One of the major issues athletics faces is the relative lack of importance that the overwhelming majority of events hold. It is one of the reasons why Michael Johnson’s Grand Slam Track is yet to catch alight: the pay is great for the athletes, but a win or loss counts for little in the overall scheme of a season or career.
The much-maligned Diamond League has fought against such (ir)relevance throughout its existence. In such a context, it is a notable achievement that the London leg of athletics’ premier season-long competition is a 60,000 sellout for what could turn out to be a thunderstorm-threatened Saturday afternoon.
Those spectators bought tickets long before the inevitable drip, drip of high-profile withdrawals that is a common occurrence outside the major championships that define the sport.

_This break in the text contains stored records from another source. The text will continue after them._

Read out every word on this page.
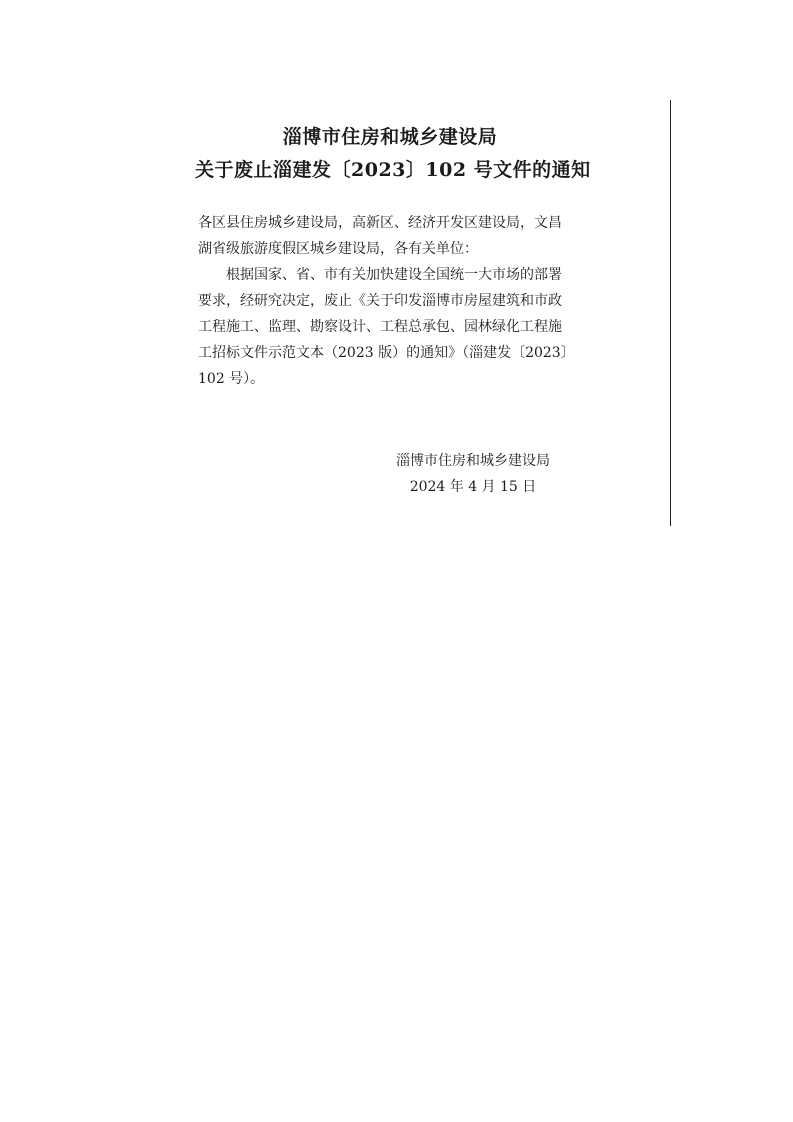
淄博市住房和城乡建设局
关于废止淄建发〔2023〕102 号文件的通知
各区县住房城乡建设局，高新区、经济开发区建设局，文昌
湖省级旅游度假区城乡建设局，各有关单位：
根据国家、省、市有关加快建设全国统一大市场的部署
要求，经研究决定，废止《关于印发淄博市房屋建筑和市政
工程施工、监理、勘察设计、工程总承包、园林绿化工程施
工招标文件示范文本（2023 版）的通知》（淄建发〔2023〕
102 号）。
淄博市住房和城乡建设局
2024 年 4 月 15 日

The BBC Sports Personality of the Year Keely Hodgkinson was slated to headline the meeting, but pulled out at the start of the week as she continues her recovery from a hamstring injury. She is yet to compete since winning Olympic 800m gold last August. Joining her among the list of absentees is Jakob Ingebrigtsen, who was supposed to face off with 1500m rival and reigning world champion Josh Kerr. Distance-running great Sifan Hassan also withdrew from the mile a few days ago.
The loss of such high-profile stars is not ideal in a week that has seen Kenyan marathon world record-holder Ruth Chepngetich provisionally suspended after testing positive for a banned diuretic and masking agent. By the start of this month, Kenya had 139 people on the Athletics Integrity Unit’s banned list – more than double any country aside from India.

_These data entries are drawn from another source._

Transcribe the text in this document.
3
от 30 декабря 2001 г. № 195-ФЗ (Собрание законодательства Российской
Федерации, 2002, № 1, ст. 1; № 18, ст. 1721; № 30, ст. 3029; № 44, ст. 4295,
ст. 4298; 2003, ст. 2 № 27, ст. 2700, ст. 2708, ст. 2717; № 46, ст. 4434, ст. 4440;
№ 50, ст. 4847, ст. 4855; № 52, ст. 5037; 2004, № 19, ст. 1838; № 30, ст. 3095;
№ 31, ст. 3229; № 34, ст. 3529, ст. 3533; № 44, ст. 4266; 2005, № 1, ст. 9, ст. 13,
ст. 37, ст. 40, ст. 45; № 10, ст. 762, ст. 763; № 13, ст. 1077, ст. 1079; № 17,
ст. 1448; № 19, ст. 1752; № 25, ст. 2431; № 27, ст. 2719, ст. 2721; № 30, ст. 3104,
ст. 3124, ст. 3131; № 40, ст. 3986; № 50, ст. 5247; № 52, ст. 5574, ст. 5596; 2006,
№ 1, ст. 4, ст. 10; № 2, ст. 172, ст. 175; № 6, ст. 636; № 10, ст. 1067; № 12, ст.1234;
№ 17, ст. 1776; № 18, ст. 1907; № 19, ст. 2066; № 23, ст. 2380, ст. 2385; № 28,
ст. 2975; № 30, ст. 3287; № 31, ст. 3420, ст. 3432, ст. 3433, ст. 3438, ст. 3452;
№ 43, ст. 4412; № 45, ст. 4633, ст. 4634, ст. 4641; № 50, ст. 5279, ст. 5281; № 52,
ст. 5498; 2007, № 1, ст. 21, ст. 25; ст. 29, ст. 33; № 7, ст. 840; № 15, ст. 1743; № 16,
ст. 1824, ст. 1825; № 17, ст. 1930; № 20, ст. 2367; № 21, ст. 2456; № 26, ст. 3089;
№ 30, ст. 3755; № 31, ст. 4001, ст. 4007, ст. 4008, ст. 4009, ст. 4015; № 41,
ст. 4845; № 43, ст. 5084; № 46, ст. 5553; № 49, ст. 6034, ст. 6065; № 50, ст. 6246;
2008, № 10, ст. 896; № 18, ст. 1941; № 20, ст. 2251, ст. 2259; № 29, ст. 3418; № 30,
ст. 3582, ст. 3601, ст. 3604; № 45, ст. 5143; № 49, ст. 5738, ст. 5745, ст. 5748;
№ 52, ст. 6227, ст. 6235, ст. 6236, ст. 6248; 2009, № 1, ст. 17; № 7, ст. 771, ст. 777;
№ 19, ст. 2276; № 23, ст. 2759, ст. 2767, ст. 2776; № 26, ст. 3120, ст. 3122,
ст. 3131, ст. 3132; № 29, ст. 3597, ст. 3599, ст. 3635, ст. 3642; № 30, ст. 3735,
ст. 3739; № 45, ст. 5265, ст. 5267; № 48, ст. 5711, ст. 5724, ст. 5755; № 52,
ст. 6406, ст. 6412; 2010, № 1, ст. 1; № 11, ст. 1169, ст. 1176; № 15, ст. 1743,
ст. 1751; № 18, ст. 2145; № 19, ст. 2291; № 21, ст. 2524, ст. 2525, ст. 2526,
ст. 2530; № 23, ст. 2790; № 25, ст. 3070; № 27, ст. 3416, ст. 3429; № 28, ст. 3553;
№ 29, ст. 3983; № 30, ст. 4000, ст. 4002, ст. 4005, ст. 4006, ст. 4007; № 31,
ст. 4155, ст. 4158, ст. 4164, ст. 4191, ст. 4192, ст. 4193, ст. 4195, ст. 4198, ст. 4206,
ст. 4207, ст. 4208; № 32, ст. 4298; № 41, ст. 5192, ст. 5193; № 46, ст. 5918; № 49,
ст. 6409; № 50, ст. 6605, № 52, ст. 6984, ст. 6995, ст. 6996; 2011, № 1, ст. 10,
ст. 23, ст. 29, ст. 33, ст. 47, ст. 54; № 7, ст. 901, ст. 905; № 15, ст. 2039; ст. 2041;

However, withdrawals and suspensions are familiar territory for a capacity crowd who will make the London Diamond League the largest single-day athletics meet in the world by some margin. In return, they will still be treated to one of the strongest assemblies of athletes outside a global championships.
Shorn of Ingebrigtsen, the men’s 1500m could, weather-depending, bring the curtain down on proceedings in spectacular fashion, with Kerr confirming the pacemakers have been instructed to reach halfway on track for a British record. Kerr facing up against his world champion predecessor Jake Wightman and newly installed second-fastest British runner ever George Mills is an intriguing prospect.
“It’s the most incredible Diamond League out there and I’m just looking to put on something that’s worth everyone’s time in the last event,” said Kerr.
“It’s going to be an awesome race. I’m looking to go out there, run something fast and put something on the leaderboard that will make me proud going into the world championships.
“A British record would be a great way for me to run this week. No 1 priority is to win, and you’re going to get a good enough time from that. But I’m not here for a slow race. It’s not going to be boring.”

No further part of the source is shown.